Dinner is at the swankiest restaurant in town. Of course you don’t spill anything, even though you’re eating foods that are usually on the messy side.

You walk into the dance arm and arm with your date, and everyone in the room turns and stares at you, you are the prettiest girl in the room. A slow song starts to play and your date knows how to dance.

The doorbell rings and standing there is that sophomore boy who is a year younger than you and three inches shorter. He asks you to prom in person making it impossible for you to object. So you say “Sure!” with all the enthusiasm you can muster.

Going dress shopping is a pain; you don’t even know where to go to buy that “perfect dress.” You spend hours looking, and shed many tears. There are problems with all of them, size, shape, length, color. Finally you find something that is only slightly out of your original budget and only needs six or seven alterations. After being pricked with needles to get the fit just right, you finally have your dress.

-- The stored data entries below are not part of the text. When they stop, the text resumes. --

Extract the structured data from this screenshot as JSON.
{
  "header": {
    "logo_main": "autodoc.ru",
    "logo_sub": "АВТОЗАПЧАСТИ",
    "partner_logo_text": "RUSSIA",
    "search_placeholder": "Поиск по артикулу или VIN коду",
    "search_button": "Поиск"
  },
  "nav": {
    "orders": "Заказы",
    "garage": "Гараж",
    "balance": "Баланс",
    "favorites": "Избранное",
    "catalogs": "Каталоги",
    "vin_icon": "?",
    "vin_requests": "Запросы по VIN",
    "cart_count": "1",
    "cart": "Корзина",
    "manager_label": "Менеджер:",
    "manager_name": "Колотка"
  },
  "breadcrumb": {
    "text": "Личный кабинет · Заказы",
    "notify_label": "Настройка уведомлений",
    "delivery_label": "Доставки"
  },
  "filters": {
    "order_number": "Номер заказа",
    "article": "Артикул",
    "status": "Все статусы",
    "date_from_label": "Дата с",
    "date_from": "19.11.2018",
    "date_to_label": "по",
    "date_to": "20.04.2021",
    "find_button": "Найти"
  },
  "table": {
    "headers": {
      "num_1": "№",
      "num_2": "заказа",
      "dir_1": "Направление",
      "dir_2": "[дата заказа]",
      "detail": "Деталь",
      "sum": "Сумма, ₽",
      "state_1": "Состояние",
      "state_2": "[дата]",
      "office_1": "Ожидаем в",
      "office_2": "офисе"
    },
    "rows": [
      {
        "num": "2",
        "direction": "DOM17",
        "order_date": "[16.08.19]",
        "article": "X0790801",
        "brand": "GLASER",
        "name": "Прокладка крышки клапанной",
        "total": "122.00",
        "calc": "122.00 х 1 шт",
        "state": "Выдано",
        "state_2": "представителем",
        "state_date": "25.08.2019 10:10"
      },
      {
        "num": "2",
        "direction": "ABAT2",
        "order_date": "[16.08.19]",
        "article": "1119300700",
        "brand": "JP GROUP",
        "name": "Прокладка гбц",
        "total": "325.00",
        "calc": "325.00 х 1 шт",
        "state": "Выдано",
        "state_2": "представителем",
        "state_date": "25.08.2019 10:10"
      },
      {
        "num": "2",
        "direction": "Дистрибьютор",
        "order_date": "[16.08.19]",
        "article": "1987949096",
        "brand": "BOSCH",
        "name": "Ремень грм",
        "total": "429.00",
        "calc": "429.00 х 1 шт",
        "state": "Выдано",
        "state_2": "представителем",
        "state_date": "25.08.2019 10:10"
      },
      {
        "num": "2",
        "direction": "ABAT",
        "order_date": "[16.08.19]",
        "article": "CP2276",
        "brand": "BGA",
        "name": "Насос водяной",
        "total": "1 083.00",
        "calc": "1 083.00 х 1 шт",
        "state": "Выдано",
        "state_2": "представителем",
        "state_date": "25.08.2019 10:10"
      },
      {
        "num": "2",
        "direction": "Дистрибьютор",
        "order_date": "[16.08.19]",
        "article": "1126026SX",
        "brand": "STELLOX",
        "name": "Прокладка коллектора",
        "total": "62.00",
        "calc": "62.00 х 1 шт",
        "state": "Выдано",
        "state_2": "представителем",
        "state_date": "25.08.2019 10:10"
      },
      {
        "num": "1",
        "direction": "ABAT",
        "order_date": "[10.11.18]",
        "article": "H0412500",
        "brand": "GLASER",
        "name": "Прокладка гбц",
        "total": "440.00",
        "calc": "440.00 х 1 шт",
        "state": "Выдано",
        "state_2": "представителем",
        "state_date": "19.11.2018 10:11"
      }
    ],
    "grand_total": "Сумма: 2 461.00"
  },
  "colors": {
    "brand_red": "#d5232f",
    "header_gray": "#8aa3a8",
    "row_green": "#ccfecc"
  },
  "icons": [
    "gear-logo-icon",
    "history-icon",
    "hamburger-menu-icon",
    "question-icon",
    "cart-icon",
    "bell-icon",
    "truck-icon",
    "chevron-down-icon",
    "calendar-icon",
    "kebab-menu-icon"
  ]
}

You think your hair will only take you an hour, but unfortunately you’re wrong, when he knocks on the door, you’re still doing your hair. You haven’t even done your makeup. So you rush through it and don’t look as gorgeous as you had hoped.

Putting on the boutonniere is the harder to do than it looks; it takes you, your mom and him just to pin it on slightly straight. Your parents snap a thousand pictures and your mom starts crying.

Despite being a sophomore, your date is the perfect gentleman as he helps you into his mom’s minivan. Your dress is big enough that it takes five minutes just to get into the car.

Dinner is at one of the guys in your group’s house, but his mom is an amazing cook.

The dance isn’t the perfectly romantic Cinderella moment that Disney portrays it as. It may get hot and gross, but it’s still the most fun dance of the year.